Dundee City councillors will be asked to kick-start discussions that will explore and agree joint marketing, development and governance arrangements with the University of Dundee, Scottish Enterprise and private sector landowners to market land and property assets that would make up the proposed district.
Mark Flynn, convener of Dundee City Council’s city development committee, said: “Life sciences is one of the most important high value growth sectors for the greater Dundee area and currently employs more than 1700 people.
“We have an internationally recognised reputation for excellence and attracting significant venture capital into new companies, which we want to build on by exploring with our partners how we could create an innovation hub.
“A facility like that could offer greater opportunities for collaboration and economies of scale to accelerate commercialisation of research, attract new private sector investment into life sciences and create jobs.”
Innovation Districts are defined zones in cities where public, private and academic partners work together to attract entrepreneurs, start-ups, business incubators and others with the aim of assisting and transforming under-used areas and grow key industry sectors.
A life sciences innovation district in Dundee could be centred on the current Technopole, between Hawkhill and Blackness Road.
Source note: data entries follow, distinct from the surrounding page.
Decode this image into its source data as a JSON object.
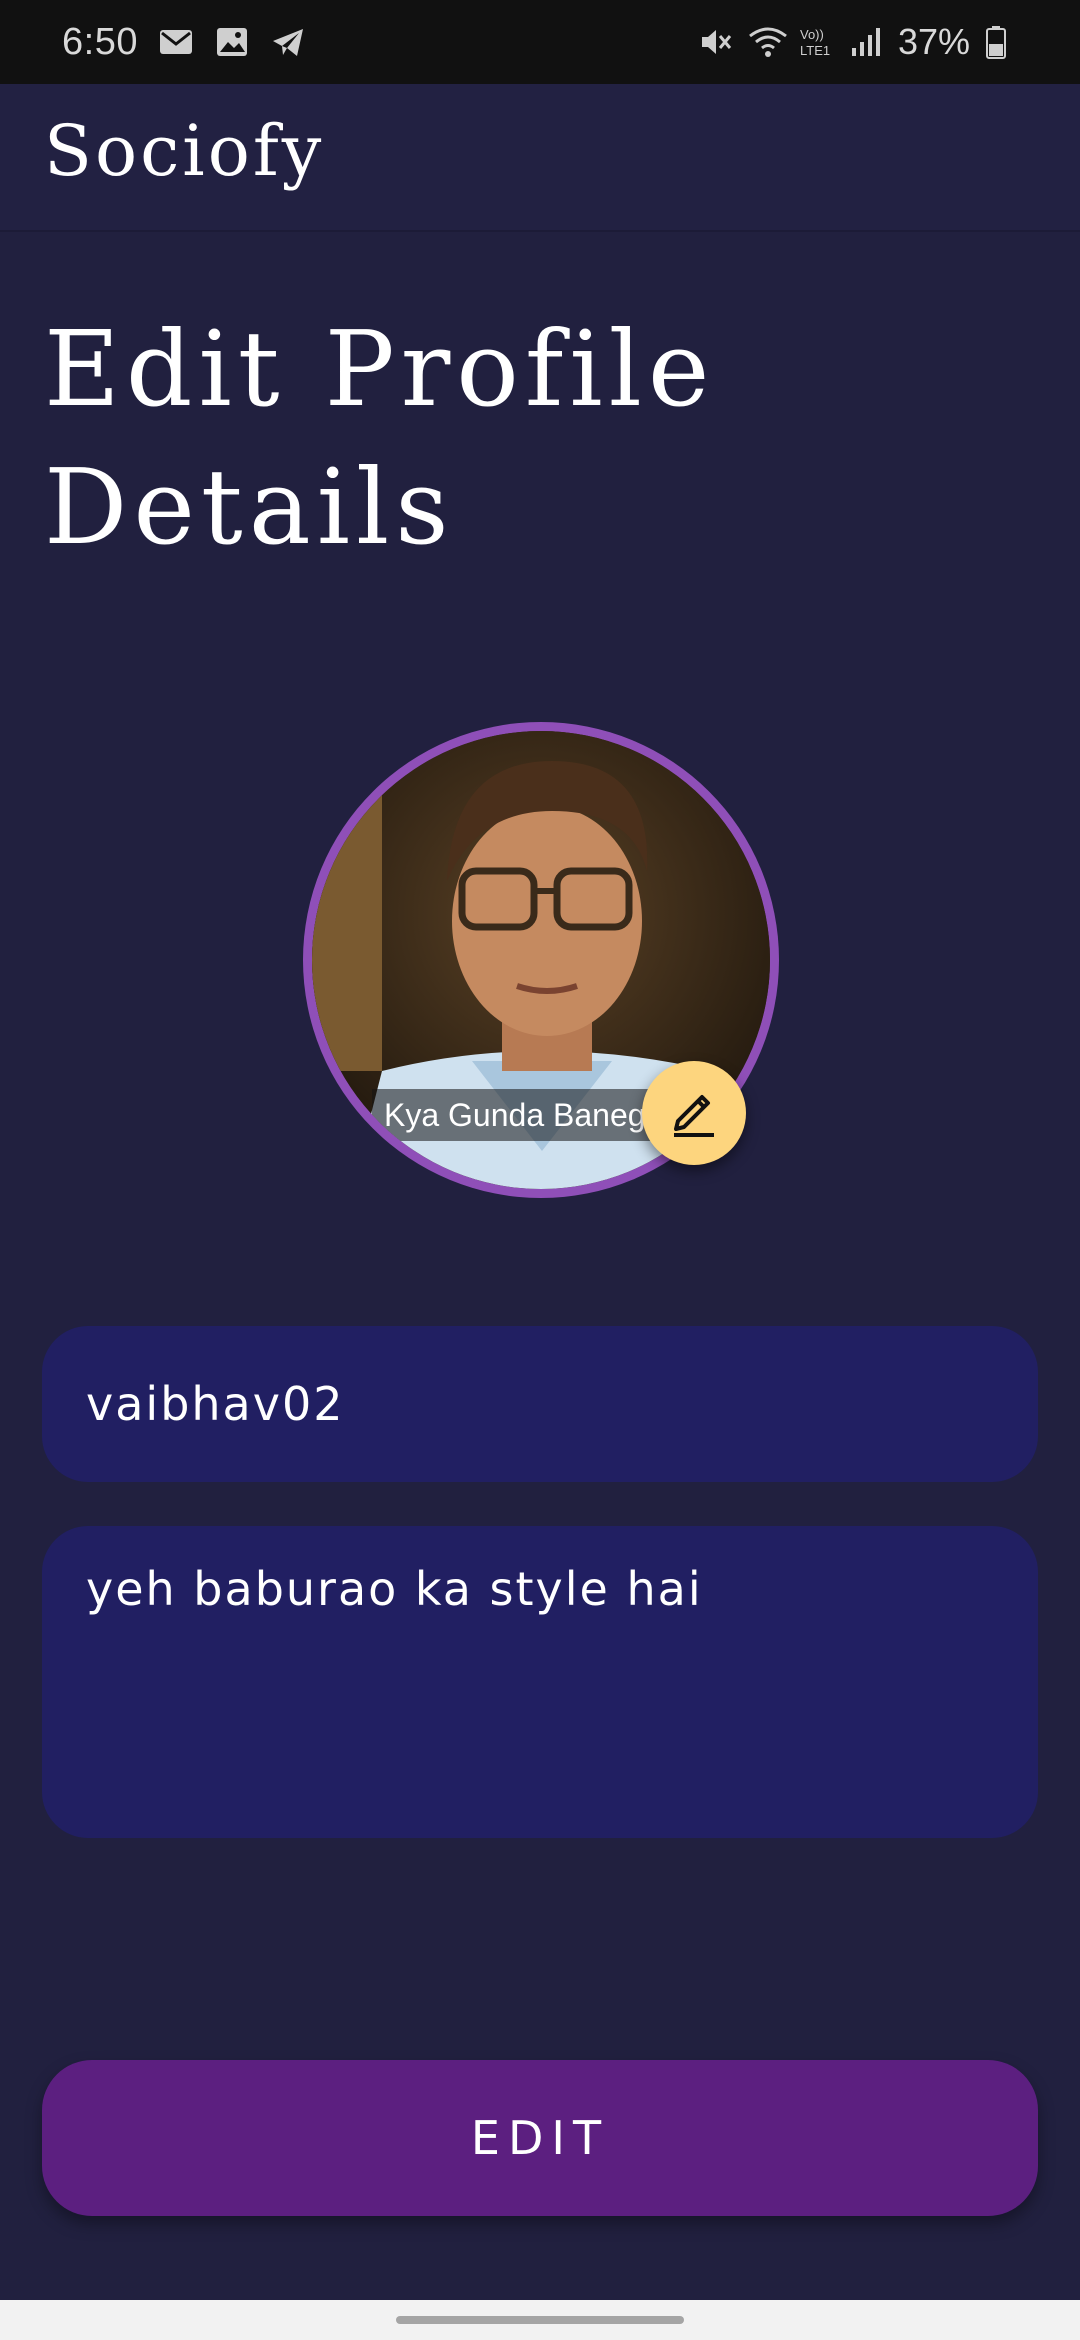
{
  "status_bar": {
    "time": "6:50",
    "battery": "37%",
    "left_icons": [
      "gmail-icon",
      "gallery-icon",
      "telegram-icon"
    ],
    "right_icons": [
      "mute-icon",
      "wifi-icon",
      "volte-icon",
      "signal-icon",
      "battery-icon"
    ]
  },
  "app": {
    "title": "Sociofy"
  },
  "page": {
    "heading": "Edit Profile Details"
  },
  "avatar": {
    "caption": "Kya Gunda Banega",
    "edit_icon": "pencil-icon",
    "accent_color": "#8f4fb8",
    "edit_button_color": "#fdd57e"
  },
  "form": {
    "username": "vaibhav02",
    "bio": "yeh baburao ka style hai"
  },
  "actions": {
    "edit_label": "EDIT",
    "button_color": "#5c1f80"
  },
  "colors": {
    "background": "#21203f",
    "field_background": "#211f62"
  }
}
Other potential assets that could be marketed include SE owned land at the Medipark, public and privately-owned land and property at the Technology Park and the new Tay Cities Region Deal funded facilities at the James Hutton Institute.
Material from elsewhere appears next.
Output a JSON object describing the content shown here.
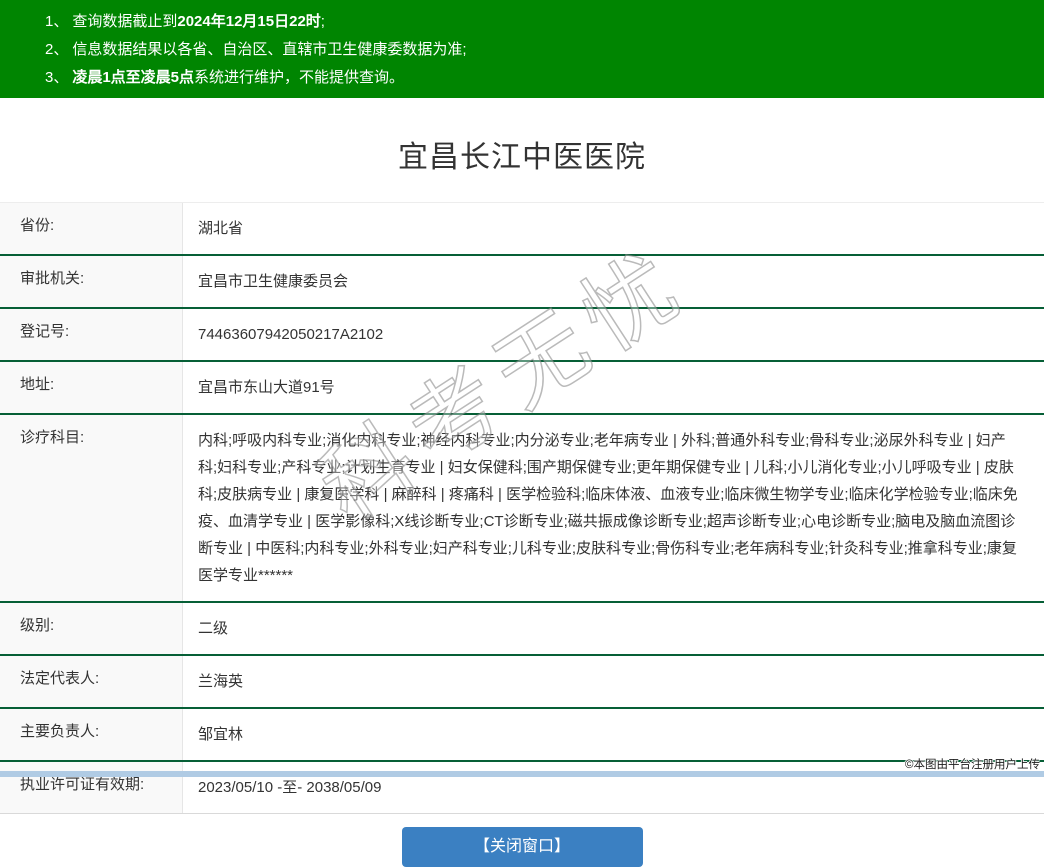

Councillors will be told that the university has commissioned specialist property advisors with significant experience in life sciences to carry out initial market testing and the early response has been positive.
Professor Iain Gillespie, principal of the University of Dundee, said: “The outstanding depth, breadth and quality of life sciences research in Dundee and the Tay Cities region is generating new companies in biotechnology, therapeutics, medical technology, informatics and artificial intelligence. This is happening at pace and bringing with it significant investment.
“The Life Sciences Innovation District concept is designed to support all our private and public sector stakeholders and to make our region one of the ‘go to’ places for life sciences innovation and commercialisation. The opportunities to improve the regional economy and to bring and sustain quality jobs for our citizens are very exciting. I believe our future is very bright.”
Professor Colin Campbell, Chief Executive of the James Hutton Institute, added: “Critical mass is a factor and an attractor for businesses and organisations. Co-location and interaction drives invention and impact, so joined up thinking to market and develop existing and additional hot spots of activity is vital across the breadth of the sector locally.”